Teresa - Virginia Beach, Virginia
Entered on June 25, 2008
Age Group: 18 - 30

Elementary school is a critical time in a child’s life. A student’s elementary learning experience largely impacts how she views education. It can either feed or break the desire to learn, leaving a lasting, life-long effect. Since the third grade, I have believed in cartwheels. Through them, I discovered joy in learning and a love for knowledge. It was then when I realized what I wanted to do with the rest of my life. Dreams of being an artist, professional athlete, and an astronaut quietly dissolved as I felt a new calling on my life. In the third grade, I decided I wanted to be a third grade teacher myself. It sounded much more like a privilege than a job. I wanted to impact young students’ lives the way my teacher had impacted mine.

Like many kids, I loved my third grade teacher. I’ll never forget the steps of the water cycle, Virginia’s famous crops, or who Anansi is simply because she created jingles with hand motions and organized skits for us students to perform. Exciting classes were jam-packed with interesting information. Yet, the cherry on the sundae of my third grade year was her cartwheels. Whenever my class accumulated ten compliments from other adults on our good behavior, my teacher would do a cartwheel right in the middle of the room. She even kept a pair of shorts with her just in case she was wearing a skirt when we earned our reward. She didn’t hesitate to break out of her comfort zone to engage her young learners. I want a job where I can do cartwheels in front of twenty-five eight-year-olds.

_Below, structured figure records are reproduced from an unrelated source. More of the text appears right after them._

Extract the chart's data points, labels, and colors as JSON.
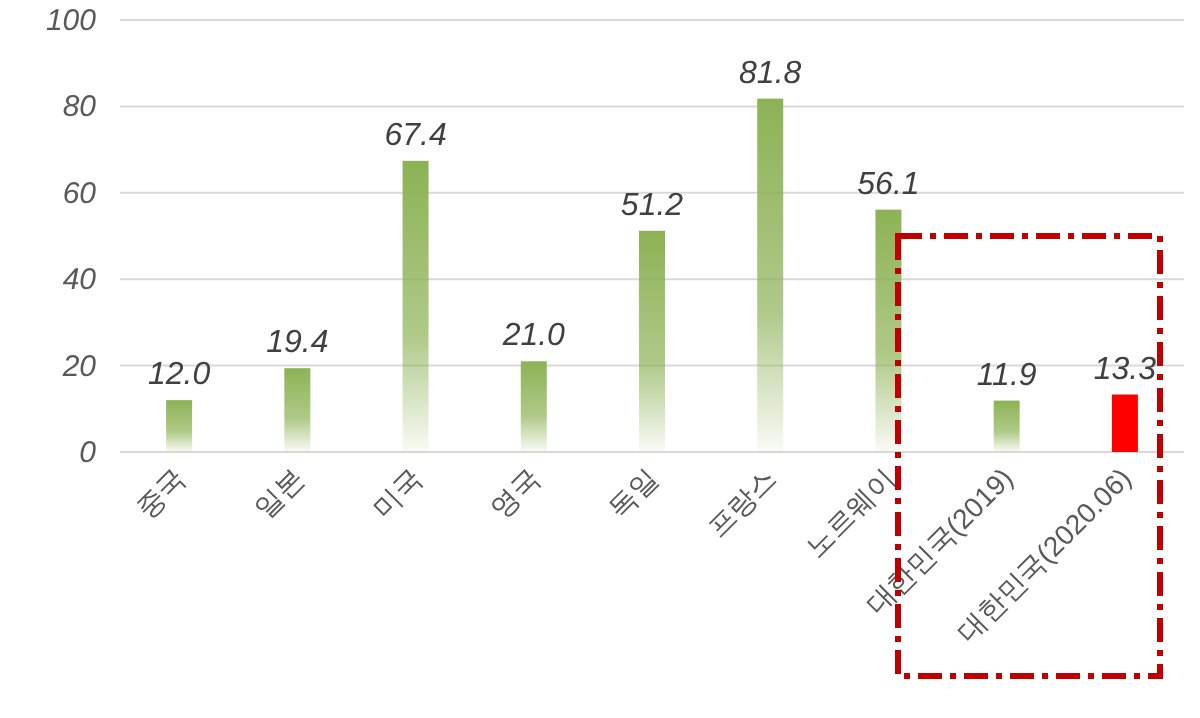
{
  "chart_data": {
    "type": "bar",
    "categories": [
      "중국",
      "일본",
      "미국",
      "영국",
      "독일",
      "프랑스",
      "노르웨이",
      "대한민국(2019)",
      "대한민국(2020.06)"
    ],
    "values": [
      12.0,
      19.4,
      67.4,
      21.0,
      51.2,
      81.8,
      56.1,
      11.9,
      13.3
    ],
    "value_labels": [
      "12.0",
      "19.4",
      "67.4",
      "21.0",
      "51.2",
      "81.8",
      "56.1",
      "11.9",
      "13.3"
    ],
    "colors": [
      "#8db255",
      "#8db255",
      "#8db255",
      "#8db255",
      "#8db255",
      "#8db255",
      "#8db255",
      "#8db255",
      "#ff0000"
    ],
    "ylim": [
      0,
      100
    ],
    "yticks": [
      0,
      20,
      40,
      60,
      80,
      100
    ],
    "grid": "y"
  }
}
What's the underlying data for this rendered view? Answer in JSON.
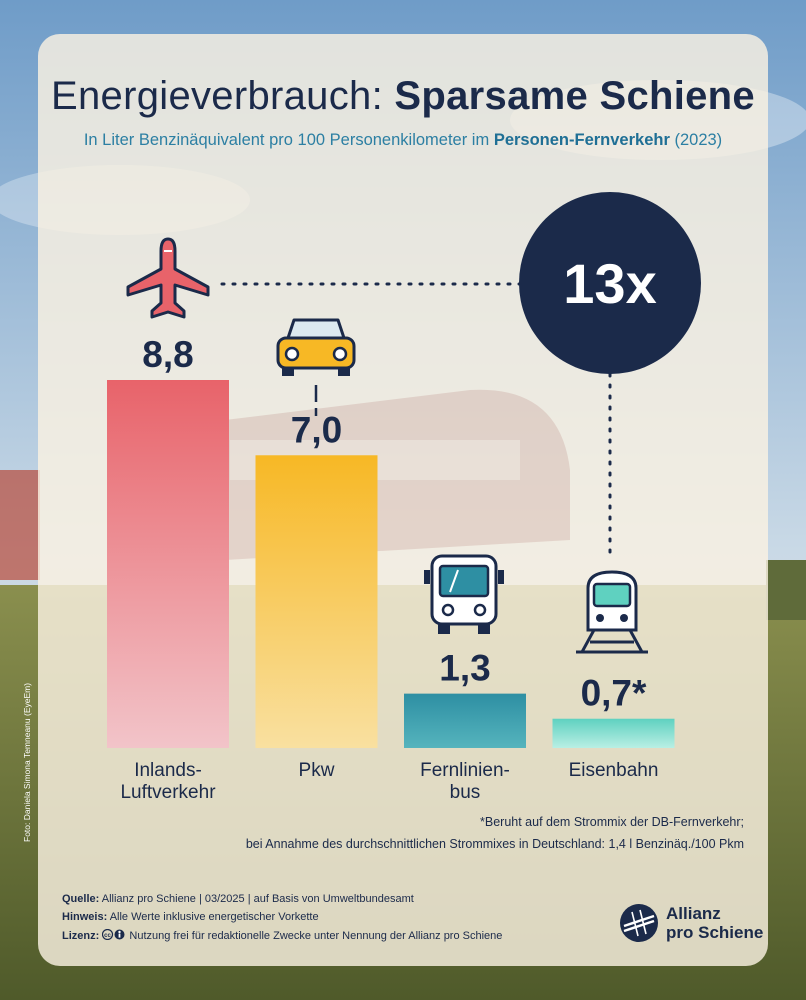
{
  "title_regular": "Energieverbrauch:",
  "title_bold": "Sparsame Schiene",
  "subtitle_pre": "In Liter Benzinäquivalent pro 100 Personenkilometer im",
  "subtitle_bold": "Personen-Fernverkehr",
  "subtitle_post": "(2023)",
  "highlight": "13x",
  "chart_data": {
    "type": "bar",
    "title": "Energieverbrauch: Sparsame Schiene",
    "ylabel": "Liter Benzinäquivalent pro 100 Personenkilometer",
    "ylim": [
      0,
      8.8
    ],
    "categories": [
      [
        "Inlands-",
        "Luftverkehr"
      ],
      [
        "Pkw"
      ],
      [
        "Fernlinien-",
        "bus"
      ],
      [
        "Eisenbahn"
      ]
    ],
    "values": [
      8.8,
      7.0,
      1.3,
      0.7
    ],
    "value_labels": [
      "8,8",
      "7,0",
      "1,3",
      "0,7*"
    ],
    "icons": [
      "airplane-icon",
      "car-icon",
      "bus-icon",
      "train-icon"
    ],
    "colors": [
      [
        "#e8636a",
        "#f2c4c9"
      ],
      [
        "#f7b825",
        "#f9e0a0"
      ],
      [
        "#2e8fa3",
        "#55b4bd"
      ],
      [
        "#5fd1c0",
        "#b9efe4"
      ]
    ]
  },
  "footnote_1": "*Beruht auf dem Strommix der DB-Fernverkehr;",
  "footnote_2": "bei Annahme des durchschnittlichen Strommixes in Deutschland: 1,4 l Benzinäq./100 Pkm",
  "source": {
    "label": "Quelle:",
    "text": "Allianz pro Schiene | 03/2025 | auf Basis von Umweltbundesamt"
  },
  "hint": {
    "label": "Hinweis:",
    "text": "Alle Werte inklusive energetischer Vorkette"
  },
  "license": {
    "label": "Lizenz:",
    "text": "Nutzung frei für redaktionelle Zwecke unter Nennung der Allianz pro Schiene"
  },
  "photo_credit": "Foto: Daniela Simona Temneanu (EyeEm)",
  "logo": {
    "line1": "Allianz",
    "line2": "pro Schiene"
  }
}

More importantly, though, I remember idolizing my third grade teacher. Every word she spoke was a new revelation that I drank in. This was the foundation of my desire for learning and set the tone for the rest of my educational career. It is one thing to realize how important that year was for me; switching roles, however, is an entirely different experience, one that often fills me with nervous excitement. Knowing how influential and innocent children are in elementary school places a responsibility on me to become the best teacher I can for them. It encourages me to study harder and continue to grow and cultivate my desire to learn.

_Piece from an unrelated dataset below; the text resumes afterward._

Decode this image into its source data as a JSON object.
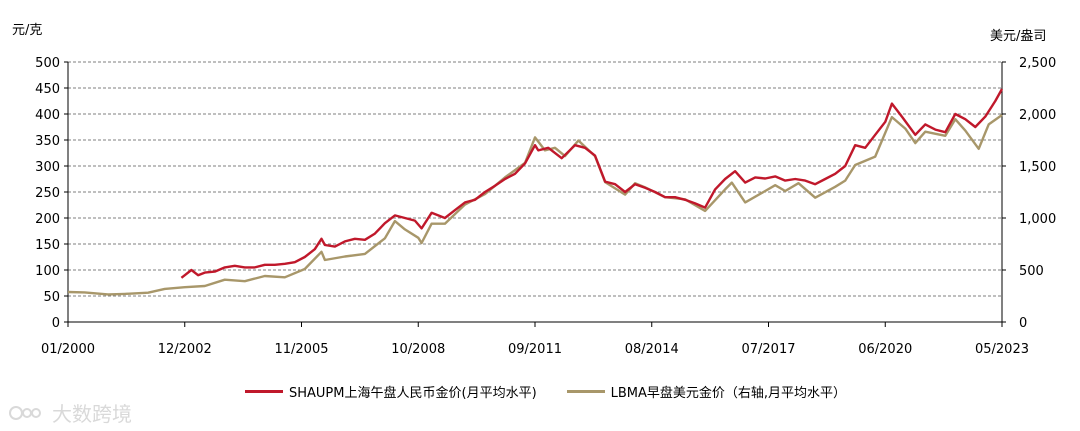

Education is a journey, one that I want to walk beside my students, not ahead of them. I want to share my knowledge, but also assure my students I am learning much from them as well. Yes, I believe in cartwheels. They have given me the unique opportunity to watch a child unwrap understanding and reach for more. Of course, passion and coordination don’t always go hand in hand, and given my track record of split jeans and twisted ankles, I should probably get practicing.